The pattern pieces are cut to the actual size, not with seam allowances. So it you wanted a 2” square in the finished piece, the template is also 2” square.
2. Prepare the fabric pieces
Lay the pattern on top of the fabric, being sure to leave at least 1/4″ around it. Using a Hera marker with a firm back and forth motion, trace the shape of the pattern.

You can see the crease line that the Hera leaves on the fabric.

Cut out the piece approximately 1/4″ around the shape. Seam allowance doesn’t have to be exact, since the sewing line is marked, but keep it consistent.
Once the piece is cut out, finger press on the sewing line creases.

3. Pin pieces together
Cut out the second piece in the same way, and then line them up, wrong sides together with the seam allowances folded in.

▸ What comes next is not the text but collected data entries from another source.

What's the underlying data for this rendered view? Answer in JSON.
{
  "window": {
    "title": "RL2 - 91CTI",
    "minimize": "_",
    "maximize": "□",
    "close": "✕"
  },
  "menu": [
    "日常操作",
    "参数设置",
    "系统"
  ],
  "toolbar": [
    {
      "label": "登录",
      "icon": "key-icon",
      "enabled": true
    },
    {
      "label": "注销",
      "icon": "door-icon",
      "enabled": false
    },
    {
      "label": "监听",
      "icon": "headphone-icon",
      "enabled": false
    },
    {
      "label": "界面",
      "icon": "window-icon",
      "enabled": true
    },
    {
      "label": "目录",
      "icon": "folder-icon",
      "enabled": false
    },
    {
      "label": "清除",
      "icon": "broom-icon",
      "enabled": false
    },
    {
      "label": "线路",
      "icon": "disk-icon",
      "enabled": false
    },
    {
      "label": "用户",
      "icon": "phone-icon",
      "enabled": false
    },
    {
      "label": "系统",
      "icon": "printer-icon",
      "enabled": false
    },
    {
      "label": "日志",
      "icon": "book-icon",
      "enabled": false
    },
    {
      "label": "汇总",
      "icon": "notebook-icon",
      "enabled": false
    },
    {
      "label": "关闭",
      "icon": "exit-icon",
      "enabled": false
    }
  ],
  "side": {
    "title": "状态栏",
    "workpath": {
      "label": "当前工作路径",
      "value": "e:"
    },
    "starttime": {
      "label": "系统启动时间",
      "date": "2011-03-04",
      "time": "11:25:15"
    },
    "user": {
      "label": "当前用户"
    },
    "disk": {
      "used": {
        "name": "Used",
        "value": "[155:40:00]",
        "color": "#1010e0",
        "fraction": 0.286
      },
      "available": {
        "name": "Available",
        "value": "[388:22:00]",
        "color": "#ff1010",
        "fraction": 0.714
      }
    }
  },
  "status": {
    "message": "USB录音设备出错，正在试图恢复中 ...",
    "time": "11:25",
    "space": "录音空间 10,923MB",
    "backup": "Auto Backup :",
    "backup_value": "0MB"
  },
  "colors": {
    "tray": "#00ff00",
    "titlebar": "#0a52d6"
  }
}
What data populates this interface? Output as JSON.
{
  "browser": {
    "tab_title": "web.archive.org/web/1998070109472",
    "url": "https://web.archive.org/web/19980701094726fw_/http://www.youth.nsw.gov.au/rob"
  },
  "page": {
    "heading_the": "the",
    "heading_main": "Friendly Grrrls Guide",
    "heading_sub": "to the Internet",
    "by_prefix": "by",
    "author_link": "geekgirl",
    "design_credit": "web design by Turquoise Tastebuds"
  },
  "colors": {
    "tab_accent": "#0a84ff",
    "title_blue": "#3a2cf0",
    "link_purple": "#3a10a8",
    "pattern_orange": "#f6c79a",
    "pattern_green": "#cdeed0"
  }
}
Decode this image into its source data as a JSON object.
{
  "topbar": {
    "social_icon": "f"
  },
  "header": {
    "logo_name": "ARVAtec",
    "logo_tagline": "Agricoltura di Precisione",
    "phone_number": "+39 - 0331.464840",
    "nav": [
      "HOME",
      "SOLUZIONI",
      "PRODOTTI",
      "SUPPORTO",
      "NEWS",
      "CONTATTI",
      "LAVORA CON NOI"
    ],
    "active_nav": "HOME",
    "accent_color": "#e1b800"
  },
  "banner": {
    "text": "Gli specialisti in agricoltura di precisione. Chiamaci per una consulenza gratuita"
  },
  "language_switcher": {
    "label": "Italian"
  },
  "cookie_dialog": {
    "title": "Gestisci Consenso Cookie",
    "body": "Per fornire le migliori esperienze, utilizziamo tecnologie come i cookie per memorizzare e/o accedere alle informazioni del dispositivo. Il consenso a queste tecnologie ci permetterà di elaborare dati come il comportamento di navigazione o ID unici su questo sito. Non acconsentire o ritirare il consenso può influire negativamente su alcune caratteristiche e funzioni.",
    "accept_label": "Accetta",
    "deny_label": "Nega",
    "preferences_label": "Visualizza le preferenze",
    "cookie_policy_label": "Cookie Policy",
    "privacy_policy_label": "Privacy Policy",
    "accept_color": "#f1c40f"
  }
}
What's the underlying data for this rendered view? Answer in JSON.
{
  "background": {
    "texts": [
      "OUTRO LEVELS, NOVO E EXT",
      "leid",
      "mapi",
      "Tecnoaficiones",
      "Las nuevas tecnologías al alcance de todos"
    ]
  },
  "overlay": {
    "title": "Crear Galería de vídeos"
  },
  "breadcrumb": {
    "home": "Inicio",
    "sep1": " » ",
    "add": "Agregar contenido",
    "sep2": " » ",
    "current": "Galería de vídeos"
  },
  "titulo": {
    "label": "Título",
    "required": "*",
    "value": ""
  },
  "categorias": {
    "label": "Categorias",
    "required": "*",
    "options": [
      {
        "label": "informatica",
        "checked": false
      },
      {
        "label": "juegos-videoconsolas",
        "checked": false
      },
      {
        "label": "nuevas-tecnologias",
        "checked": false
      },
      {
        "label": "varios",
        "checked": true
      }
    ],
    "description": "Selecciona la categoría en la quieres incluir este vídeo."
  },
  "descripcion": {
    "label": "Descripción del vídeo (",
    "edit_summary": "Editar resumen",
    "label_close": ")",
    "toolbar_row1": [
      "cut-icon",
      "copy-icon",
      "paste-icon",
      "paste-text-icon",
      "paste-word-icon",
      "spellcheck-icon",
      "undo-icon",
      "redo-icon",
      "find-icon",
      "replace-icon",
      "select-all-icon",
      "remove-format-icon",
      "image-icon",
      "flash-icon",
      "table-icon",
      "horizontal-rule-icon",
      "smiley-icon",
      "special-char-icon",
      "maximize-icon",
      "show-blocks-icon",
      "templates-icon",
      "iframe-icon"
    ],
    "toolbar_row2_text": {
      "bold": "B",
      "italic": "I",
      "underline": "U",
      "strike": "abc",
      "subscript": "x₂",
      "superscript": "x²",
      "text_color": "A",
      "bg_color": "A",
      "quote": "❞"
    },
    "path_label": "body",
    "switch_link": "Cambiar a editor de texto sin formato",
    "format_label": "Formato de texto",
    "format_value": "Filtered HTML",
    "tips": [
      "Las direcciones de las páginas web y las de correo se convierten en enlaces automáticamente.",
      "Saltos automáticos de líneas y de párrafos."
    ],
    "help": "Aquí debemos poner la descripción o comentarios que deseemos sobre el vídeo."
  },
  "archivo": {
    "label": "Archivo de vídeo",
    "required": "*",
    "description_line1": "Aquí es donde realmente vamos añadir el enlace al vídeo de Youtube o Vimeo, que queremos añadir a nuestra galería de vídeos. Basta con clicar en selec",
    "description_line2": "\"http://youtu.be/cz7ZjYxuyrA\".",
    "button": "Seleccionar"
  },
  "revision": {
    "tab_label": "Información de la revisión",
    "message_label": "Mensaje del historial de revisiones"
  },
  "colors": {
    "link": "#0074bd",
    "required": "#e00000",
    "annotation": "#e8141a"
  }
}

Match up the seam lines and pin together.

4. Stitch together
The pieces are then sewn together using an overcast stitch on the edge of the fabric. Traditionally a contrasting thread colour is used as part of the design.

The needle goes through the fabric perpendicularly, so the stitches will look diagonal. Keep them a uniform distance apart.
It might take some practice to get the right tension. When the stitching is done, the two pieces should open and lay flat, side by side. If the tension is too tight, they will pucker or one will be on top of the other. If it is too loose, there will be holes. They need a gently tug, but never a strong pull.

Do not stitch in the seam allowances. Only stitch in the part of the fabric that will be visible in the finished piece.
You’re done!
It is easy to design with this method, because you just trace the exact pattern onto cardboard and cut out the pieces. You don’t have to worry about seam allowances.
The piece will be finished with a lining, or reverse side. There are a couple different methods for this, and they will be covered in other tutorials.